When the atlantic’s editor in chief, Jeffrey Goldberg—who interned during two summers at the Post before taking on the night-cops beat—approached me in the summer of 2024 about joining this magazine, I was intrigued. I had always wanted to be a magazine writer, and I had subscribed to The Atlantic a few years before, sick of hitting the paywall when there were just so many stories I wanted to read.
The job he was offering was the one I had imagined for myself since I was a kid reading those Style-section greats. But I also subconsciously thought the process was going to end with me telling him, truthfully, You’re offering me my dream job, but I already have my dream job, and the tie goes to the home team.
I realized, though, that the Post wasn’t the same paper that had recruited me eight years before, and that I didn’t want to work for an owner and publisher who couldn’t articulate a vision and confused contempt for the newsroom with a business plan.
I love The Atlantic. I’m writing stories that feel both challenging and fulfilling. But even so, I also miss the Post.

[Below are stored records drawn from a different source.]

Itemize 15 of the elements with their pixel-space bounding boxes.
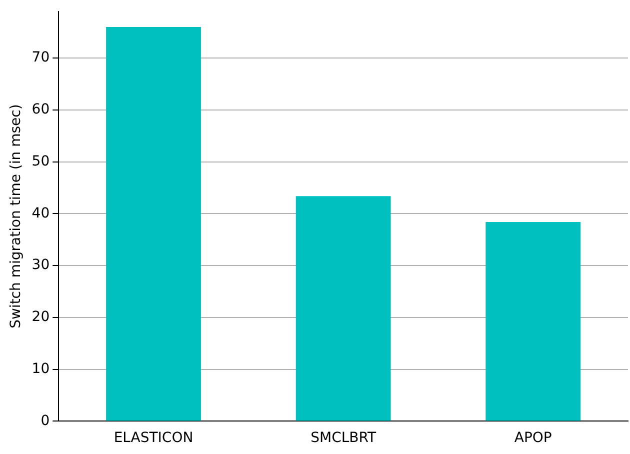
y-tick-label: 0: [40, 412, 50, 429]
bar: [486, 222, 581, 421]
y-tick-label: 30: [32, 257, 50, 274]
x-tick-label: SMCLBRT: [310, 430, 376, 446]
x-tick-label: ELASTICON: [114, 430, 194, 446]
y-axis-title: Switch migration time (in msec): [8, 104, 24, 328]
y-tick-label: 60: [32, 102, 50, 118]
y-tick-label: 70: [32, 50, 50, 66]
y-tick-label: 50: [32, 153, 50, 170]
bar: [106, 26, 201, 421]
y-tick-label: 20: [32, 309, 50, 326]
y-tick-label: 40: [32, 205, 50, 222]
bar: [296, 196, 391, 421]
y-tick-label: 10: [32, 360, 50, 377]
x-tick-label: APOP: [514, 430, 552, 446]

And as I watch the deliberate dismantling of the paper of the Graham family, of Woodward and Bernstein, of Marty Baron, of so many of my best friends, my grief is still visceral, my anger still raw.
Lozada told me he loves his new job at the Times, but the Post will always be special to him, too: “I worked there for 17 years, and I still think of the Post in terms of ‘we.’ Even when I’m talking about it now, I say, ‘I can’t believe we did this.’”
“The Post is still my ‘we,’” he continued. “It will always be my ‘we.’”
But, really, the Post is all of our “we”—the journalists fighting for it, the ones competing against it, those of us in the diaspora, and especially the community that counts on it and the nation that turns to it. We deserve so much better.